Blibli memperkuat sinergi dengan tiket.com, membangun jaringan lintas sektor dari e-commerce hingga pariwisata dan gaya hidup sebagai pondasi pertumbuhan jangka panjang. Namun efisiensi yang ditempuh bukan sekadar pemangkasan biaya, melainkan langkah strategis untuk memperbaiki struktur bisnis.
“Blibli melakukan pemberian diskon yang lebih terarah, bukan masif seperti sebelumnya. Strategi ini justru meningkatkan pendapatan karena lebih tepat sasaran,” jelas Nailul Huda. Ia menambahkan, pendekatan efisiensi juga diikuti pemain lain seperti GoTo dan Bukalapak yang menyesuaikan strategi untuk memperkuat unit ekonomi. “GoTo misalnya melakukan penataan setelah merger dengan TikTok Shop, sementara Bukalapak beralih ke fokus penjualan produk digital,” katanya.

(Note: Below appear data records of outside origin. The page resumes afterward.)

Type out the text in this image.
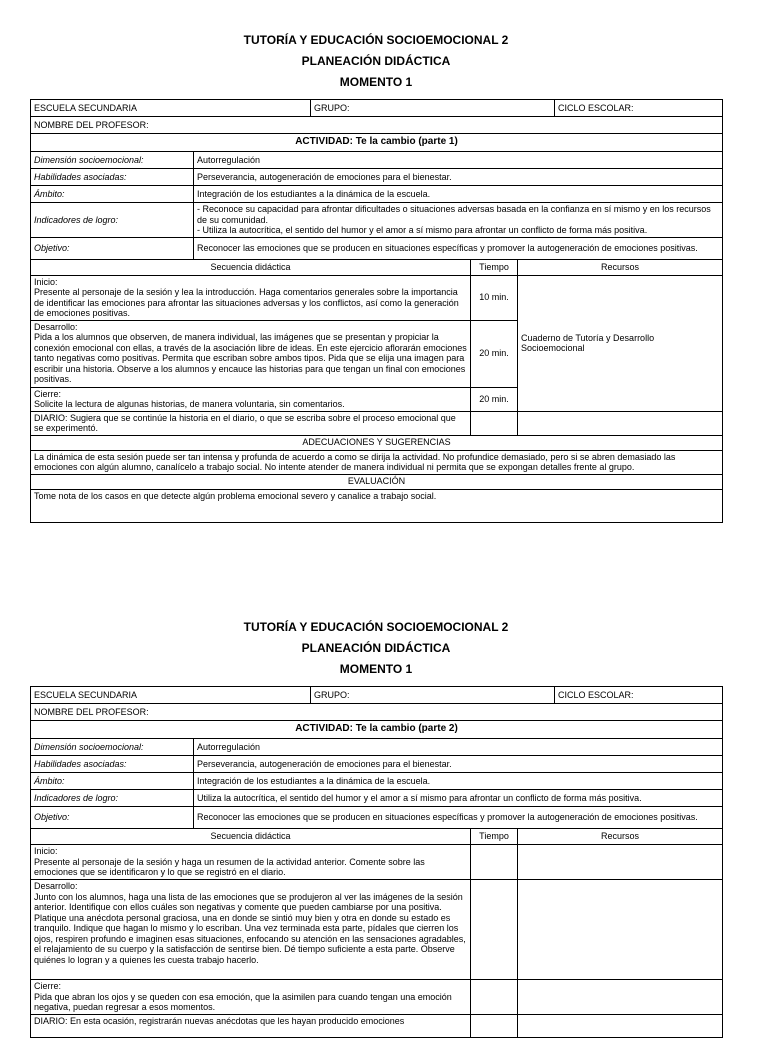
TUTORÍA Y EDUCACIÓN SOCIOEMOCIONAL 2
PLANEACIÓN DIDÁCTICA
MOMENTO 1
ESCUELA SECUNDARIA		GRUPO:			CICLO ESCOLAR:
NOMBRE DEL PROFESOR:					
ACTIVIDAD: Te la cambio (parte 1)					
Dimensión socioemocional:	Autorregulación				
Habilidades asociadas:	Perseverancia, autogeneración de emociones para el bienestar.				
Ámbito:	Integración de los estudiantes a la dinámica de la escuela.				
Indicadores de logro:	- Reconoce su capacidad para afrontar dificultades o situaciones adversas basada en la confianza en sí mismo y en los recursos de su comunidad.
- Utiliza la autocrítica, el sentido del humor y el amor a sí mismo para afrontar un conflicto de forma más positiva.				
Objetivo:	Reconocer las emociones que se producen en situaciones específicas y promover la autogeneración de emociones positivas.				
Secuencia didáctica			Tiempo	Recursos	
Inicio:
Presente al personaje de la sesión y lea la introducción. Haga comentarios generales sobre la importancia de identificar las emociones para afrontar las situaciones adversas y los conflictos, así como la generación de emociones positivas.			10 min.	Cuaderno de Tutoría y Desarrollo Socioemocional	
Desarrollo:
Pida a los alumnos que observen, de manera individual, las imágenes que se presentan y propiciar la conexión emocional con ellas, a través de la asociación libre de ideas. En este ejercicio aflorarán emociones tanto negativas como positivas. Permita que escriban sobre ambos tipos. Pida que se elija una imagen para escribir una historia. Observe a los alumnos y encauce las historias para que tengan un final con emociones positivas.			20 min.		
Cierre:
Solicite la lectura de algunas historias, de manera voluntaria, sin comentarios.			20 min.		
DIARIO: Sugiera que se continúe la historia en el diario, o que se escriba sobre el proceso emocional que se experimentó.					
ADECUACIONES Y SUGERENCIAS					
La dinámica de esta sesión puede ser tan intensa y profunda de acuerdo a como se dirija la actividad. No profundice demasiado, pero si se abren demasiado las emociones con algún alumno, canalícelo a trabajo social. No intente atender de manera individual ni permita que se expongan detalles frente al grupo.					
EVALUACIÓN					
Tome nota de los casos en que detecte algún problema emocional severo y canalice a trabajo social.					
TUTORÍA Y EDUCACIÓN SOCIOEMOCIONAL 2
PLANEACIÓN DIDÁCTICA
MOMENTO 1
ESCUELA SECUNDARIA		GRUPO:			CICLO ESCOLAR:
NOMBRE DEL PROFESOR:					
ACTIVIDAD: Te la cambio (parte 2)					
Dimensión socioemocional:	Autorregulación				
Habilidades asociadas:	Perseverancia, autogeneración de emociones para el bienestar.				
Ámbito:	Integración de los estudiantes a la dinámica de la escuela.				
Indicadores de logro:	Utiliza la autocrítica, el sentido del humor y el amor a sí mismo para afrontar un conflicto de forma más positiva.				
Objetivo:	Reconocer las emociones que se producen en situaciones específicas y promover la autogeneración de emociones positivas.				
Secuencia didáctica			Tiempo	Recursos	
Inicio:
Presente al personaje de la sesión y haga un resumen de la actividad anterior. Comente sobre las emociones que se identificaron y lo que se registró en el diario.					
Desarrollo:
Junto con los alumnos, haga una lista de las emociones que se produjeron al ver las imágenes de la sesión anterior. Identifique con ellos cuáles son negativas y comente que pueden cambiarse por una positiva. Platique una anécdota personal graciosa, una en donde se sintió muy bien y otra en donde su estado es tranquilo. Indique que hagan lo mismo y lo escriban. Una vez terminada esta parte, pídales que cierren los ojos, respiren profundo e imaginen esas situaciones, enfocando su atención en las sensaciones agradables, el relajamiento de su cuerpo y la satisfacción de sentirse bien. Dé tiempo suficiente a esta parte. Observe quiénes lo logran y a quienes les cuesta trabajo hacerlo.					
Cierre:
Pida que abran los ojos y se queden con esa emoción, que la asimilen para cuando tengan una emoción negativa, puedan regresar a esos momentos.					
DIARIO: En esta ocasión, registrarán nuevas anécdotas que les hayan producido emociones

Namun, Huda tidak menutup mata bahwa efisiensi sering kali diiringi konsekuensi sosial berupa pemangkasan tenaga kerja. “PHK memang menjadi bagian dari proses penyesuaian agar perusahaan bisa bertahan dan tetap kompetitif. Tapi ketika pendapatan dan profit mulai stabil, saya yakin perusahaan e-commerce akan kembali merekrut SDM,” ujarnya.
Menurutnya, siklus efisiensi ini adalah transisi alami menuju bisnis yang lebih sehat. “Selama ini perusahaan digital hidup dari dana investor untuk membiayai diskon demi menarik konsumen. Tapi sekarang investor mulai menuntut keuntungan nyata. Itu sebabnya efisiensi menjadi keharusan,” tambah Huda.

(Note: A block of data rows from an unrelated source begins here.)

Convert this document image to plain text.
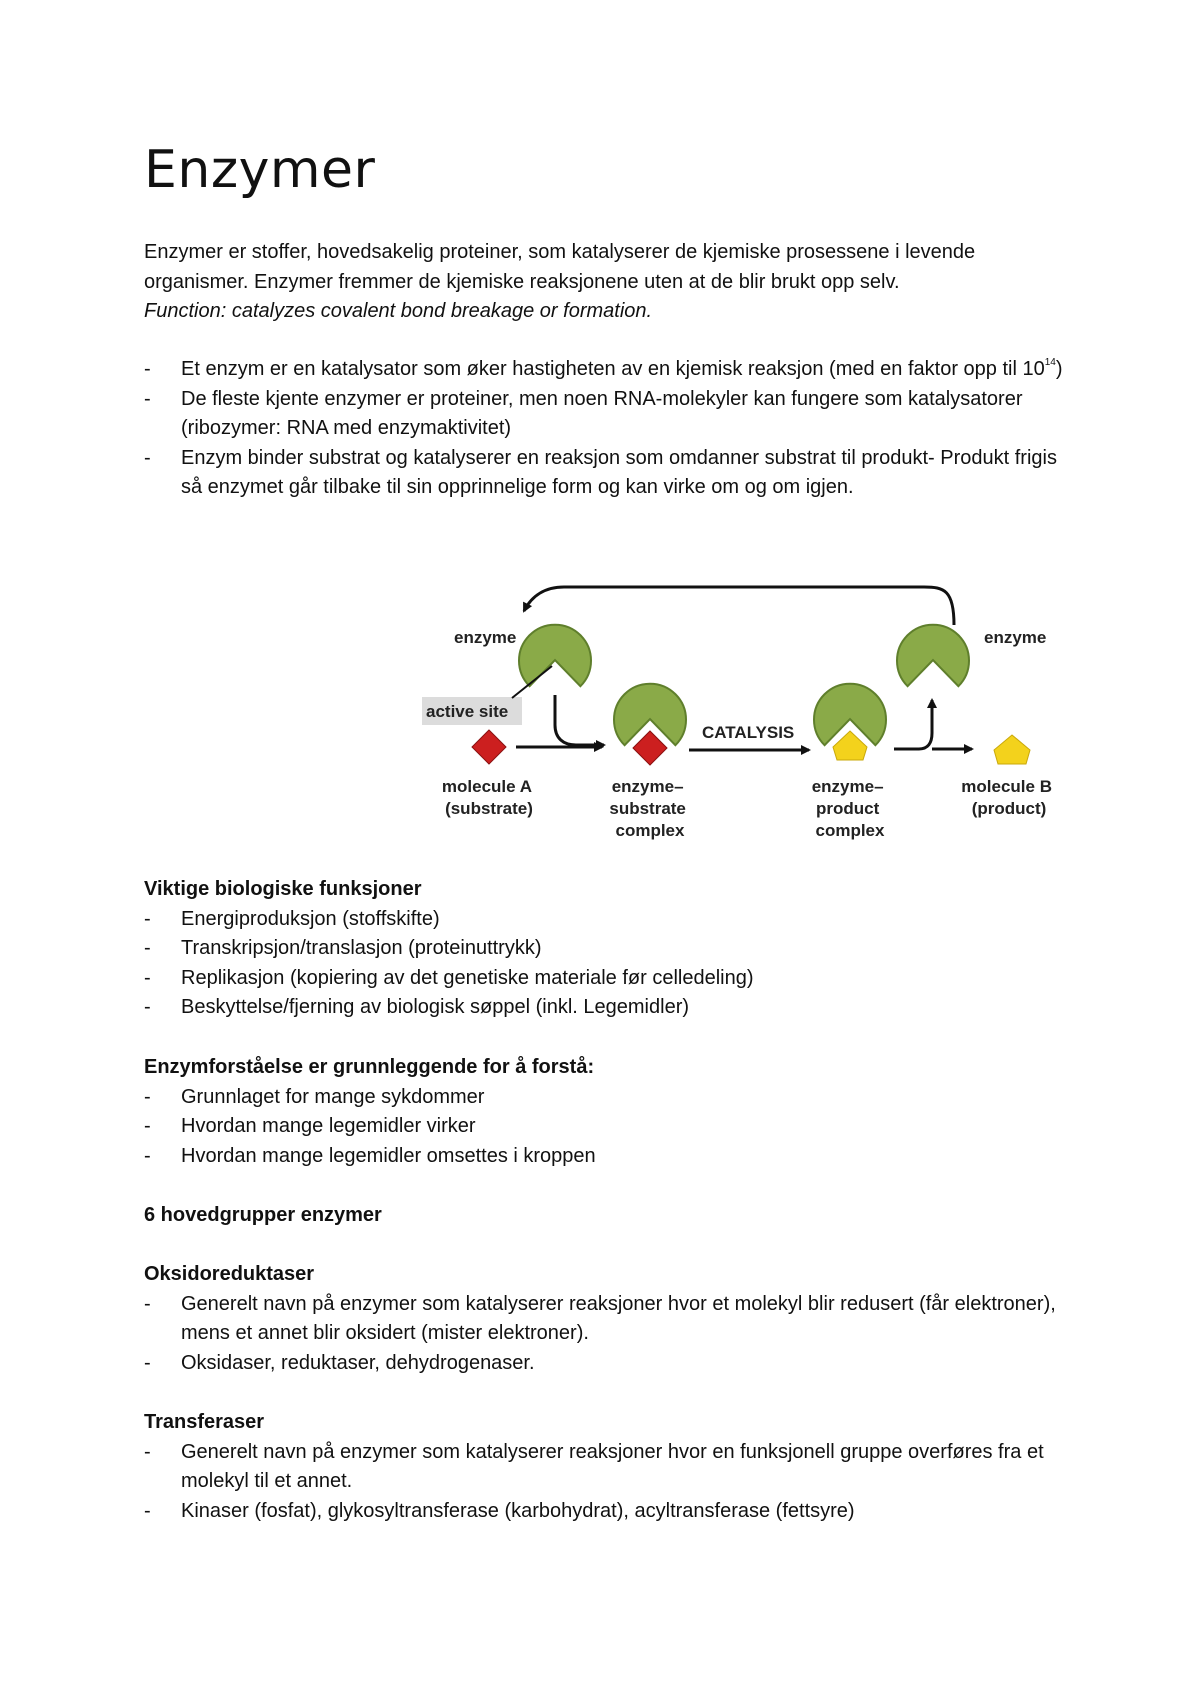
Enzymer

Enzymer er stoffer, hovedsakelig proteiner, som katalyserer de kjemiske prosessene i levende organismer. Enzymer fremmer de kjemiske reaksjonene uten at de blir brukt opp selv.

Function: catalyzes covalent bond breakage or formation.

- Et enzym er en katalysator som øker hastigheten av en kjemisk reaksjon (med en faktor opp til $10^{14}$)
- De fleste kjente enzymer er proteiner, men noen RNA-molekyler kan fungere som katalysatorer (ribozymer: RNA med enzymaktivitet)
- Enzym binder substrat og katalyserer en reaksjon som omdanner substrat til produkt- Produkt frigis så enzymet går tilbake til sin opprinnelige form og kan virke om og om igjen.
enzyme	enzyme
active site
CATALYSIS
molecule A (substrate)
enzyme– substrate complex
enzyme– product complex
molecule B (product)

Viktige biologiske funksjoner

- Energiproduksjon (stoffskifte)
- Transkripsjon/translasjon (proteinuttrykk)
- Replikasjon (kopiering av det genetiske materiale før celledeling)
- Beskyttelse/fjerning av biologisk søppel (inkl. Legemidler)

Enzymforståelse er grunnleggende for å forstå:

- Grunnlaget for mange sykdommer
- Hvordan mange legemidler virker
- Hvordan mange legemidler omsettes i kroppen

6 hovedgrupper enzymer

Oksidoreduktaser

- Generelt navn på enzymer som katalyserer reaksjoner hvor et molekyl blir redusert (får elektroner), mens et annet blir oksidert (mister elektroner).
- Oksidaser, reduktaser, dehydrogenaser.

Transferaser

- Generelt navn på enzymer som katalyserer reaksjoner hvor en funksjonell gruppe overføres fra et molekyl til et annet.
- Kinaser (fosfat), glykosyltransferase (karbohydrat), acyltransferase (fettsyre)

Perubahan arah ini juga mencerminkan pergeseran ekspektasi investor global. Pasar kini lebih menghargai disiplin finansial dan efisiensi biaya dibanding pertumbuhan agresif tanpa arah. Era bakar uang telah berakhir.
“Fase efisiensi ini adalah momentum penting bagi industri digital Indonesia untuk tumbuh lebih sehat dan mandiri,” tutup Nailul Huda.